Prediction 5: AI will make credit analytics even more powerful and credit scores will become more fair.

Credit scoring has gotten much better in the past 10 years, and with the explosion of AI applications we’re seeing, it’s going to be much easier to predict a person’s behavior and credit patterns. Unconscious or inherent bias has been built into credit analysis for as long as credit analysis has existed, and while there are still lots of things that need to be sorted out with respect to bias in credit scoring, even with AI, it’s going to get better and better because ultimately data is data: It tells the facts. More consumers will have access to credit, which is good for the economy, and the models will become much better at assessing who is actually at risk of getting in over their heads with debt — and that means better allocation of capital in the economy.

Prediction 6: AI-based consumer purchasing will merge with embedded finance and affect supply chains and payment rails.

AI will tell you it’s Burberry and where it’s available, including on consignment sites like TheRealReal. If it’s not available anywhere, AI will feed you something similar.

It’s all going to rely on embedded finance and AI: One-stop shop on your phone. You snap a pic of an item and within seconds you can locate it, pay for it with a touchless payment, and have it shipped to you, all from one app. More and more, apps will be integrated with things like QR codes or NFC for automated payments. Already, massive networks like New York’s MTA and London’s Underground are using touchless embedded finance.

Prediction 7: AI will streamline financial contracts

This is going to happen really fast: AI will scan contracts like ISDAs (International Swaps and Derivatives Agreements) and flag unusual clauses for lawyers to review, rather than paying a lawyer to go through all 20 pages of the contract. There will likely always be random things that can be changed in contracts that only a lawyer or law clerk will be able to detect (and having humans still involved to a certain extent will always be a good thing), but AI, natural language processing (NLP), and optical character recognition (OCR) will make legal documentation far less cumbersome.

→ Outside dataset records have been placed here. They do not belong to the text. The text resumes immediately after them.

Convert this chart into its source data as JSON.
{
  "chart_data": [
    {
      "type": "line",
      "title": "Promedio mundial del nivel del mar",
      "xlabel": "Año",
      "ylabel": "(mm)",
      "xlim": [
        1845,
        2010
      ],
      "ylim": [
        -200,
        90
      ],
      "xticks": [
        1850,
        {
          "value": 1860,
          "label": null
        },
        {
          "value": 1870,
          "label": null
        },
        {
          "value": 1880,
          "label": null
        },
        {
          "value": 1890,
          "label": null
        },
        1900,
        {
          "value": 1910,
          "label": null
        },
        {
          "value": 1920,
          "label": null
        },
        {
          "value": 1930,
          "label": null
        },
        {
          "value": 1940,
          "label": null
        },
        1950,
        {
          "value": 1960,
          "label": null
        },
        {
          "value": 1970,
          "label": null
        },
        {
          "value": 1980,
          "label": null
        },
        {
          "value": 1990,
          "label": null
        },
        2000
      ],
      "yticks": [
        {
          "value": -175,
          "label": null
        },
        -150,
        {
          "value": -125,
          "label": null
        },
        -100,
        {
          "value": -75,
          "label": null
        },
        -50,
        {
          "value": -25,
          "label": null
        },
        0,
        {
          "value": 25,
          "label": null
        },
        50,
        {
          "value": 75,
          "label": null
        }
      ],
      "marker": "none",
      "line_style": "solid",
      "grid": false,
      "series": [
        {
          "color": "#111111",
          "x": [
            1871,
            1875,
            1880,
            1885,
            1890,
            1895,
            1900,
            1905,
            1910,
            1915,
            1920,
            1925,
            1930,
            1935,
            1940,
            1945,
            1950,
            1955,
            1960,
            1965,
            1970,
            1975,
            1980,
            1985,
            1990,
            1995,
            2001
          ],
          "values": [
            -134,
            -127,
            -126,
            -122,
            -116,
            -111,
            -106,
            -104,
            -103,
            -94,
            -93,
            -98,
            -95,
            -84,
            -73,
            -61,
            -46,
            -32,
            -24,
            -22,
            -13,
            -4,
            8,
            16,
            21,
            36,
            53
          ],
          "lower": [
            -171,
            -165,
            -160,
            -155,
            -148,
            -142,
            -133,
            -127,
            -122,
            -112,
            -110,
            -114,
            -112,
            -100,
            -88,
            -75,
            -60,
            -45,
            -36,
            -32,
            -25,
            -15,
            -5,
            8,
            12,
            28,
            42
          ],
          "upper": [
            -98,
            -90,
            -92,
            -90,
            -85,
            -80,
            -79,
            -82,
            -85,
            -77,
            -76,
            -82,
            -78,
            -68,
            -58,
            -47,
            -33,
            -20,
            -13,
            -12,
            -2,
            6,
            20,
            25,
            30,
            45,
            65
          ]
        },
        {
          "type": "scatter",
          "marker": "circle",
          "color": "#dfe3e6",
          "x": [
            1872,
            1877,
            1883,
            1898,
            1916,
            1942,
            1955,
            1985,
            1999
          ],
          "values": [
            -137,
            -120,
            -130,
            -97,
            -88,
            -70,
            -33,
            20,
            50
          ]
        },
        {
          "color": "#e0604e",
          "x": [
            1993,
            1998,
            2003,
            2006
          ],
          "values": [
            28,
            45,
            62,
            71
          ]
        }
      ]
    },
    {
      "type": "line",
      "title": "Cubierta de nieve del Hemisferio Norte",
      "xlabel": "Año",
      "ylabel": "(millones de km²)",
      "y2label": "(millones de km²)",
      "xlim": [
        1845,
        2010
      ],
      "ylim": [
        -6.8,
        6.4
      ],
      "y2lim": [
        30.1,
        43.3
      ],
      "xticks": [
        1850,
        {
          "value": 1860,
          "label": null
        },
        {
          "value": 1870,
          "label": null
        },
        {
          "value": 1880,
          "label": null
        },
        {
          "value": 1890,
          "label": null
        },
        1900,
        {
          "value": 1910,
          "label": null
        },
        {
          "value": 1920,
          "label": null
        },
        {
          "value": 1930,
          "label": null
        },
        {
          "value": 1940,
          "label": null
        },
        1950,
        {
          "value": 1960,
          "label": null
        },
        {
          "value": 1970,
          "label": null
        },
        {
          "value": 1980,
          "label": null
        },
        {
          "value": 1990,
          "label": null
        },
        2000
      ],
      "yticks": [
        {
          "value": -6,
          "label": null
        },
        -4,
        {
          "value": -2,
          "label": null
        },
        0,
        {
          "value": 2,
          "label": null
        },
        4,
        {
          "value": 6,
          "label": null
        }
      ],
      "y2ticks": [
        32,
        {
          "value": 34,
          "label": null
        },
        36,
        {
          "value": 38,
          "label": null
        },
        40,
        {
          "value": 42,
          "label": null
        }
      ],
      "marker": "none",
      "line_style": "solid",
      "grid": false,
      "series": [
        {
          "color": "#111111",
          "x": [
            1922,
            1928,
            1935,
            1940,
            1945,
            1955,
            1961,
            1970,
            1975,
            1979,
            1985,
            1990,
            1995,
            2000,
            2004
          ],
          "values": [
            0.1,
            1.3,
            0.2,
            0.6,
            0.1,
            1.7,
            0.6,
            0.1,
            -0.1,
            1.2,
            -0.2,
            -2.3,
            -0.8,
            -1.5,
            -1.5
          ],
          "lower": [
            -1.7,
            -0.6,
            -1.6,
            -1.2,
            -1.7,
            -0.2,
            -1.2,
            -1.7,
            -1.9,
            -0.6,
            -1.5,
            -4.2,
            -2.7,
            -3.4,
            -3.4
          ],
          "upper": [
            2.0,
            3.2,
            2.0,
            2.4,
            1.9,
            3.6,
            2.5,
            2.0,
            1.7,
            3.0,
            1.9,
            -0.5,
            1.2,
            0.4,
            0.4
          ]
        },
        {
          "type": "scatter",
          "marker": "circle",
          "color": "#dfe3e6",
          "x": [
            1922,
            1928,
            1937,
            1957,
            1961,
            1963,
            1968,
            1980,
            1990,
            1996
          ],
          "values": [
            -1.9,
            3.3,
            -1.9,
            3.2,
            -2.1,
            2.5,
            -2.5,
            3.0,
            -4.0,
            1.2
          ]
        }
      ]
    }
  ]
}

If something is unusual, a machine learning algorithm will flag it, and presto, far less money will be spent on lawyers. Tools like Claira (“document intelligence for ready-to-go analysis of complex documents”) will make strategic investing, negotiation, risk, projections far more streamlined and efficient. This goes beyond what we currently think of as smart contracts, which are rooted in blockchain payments technology. It’s really document intelligence fintech, which will affect everything in a company’s operations, even globally, not to mention making it far easier for contracts to follow and incorporate regulatory changes.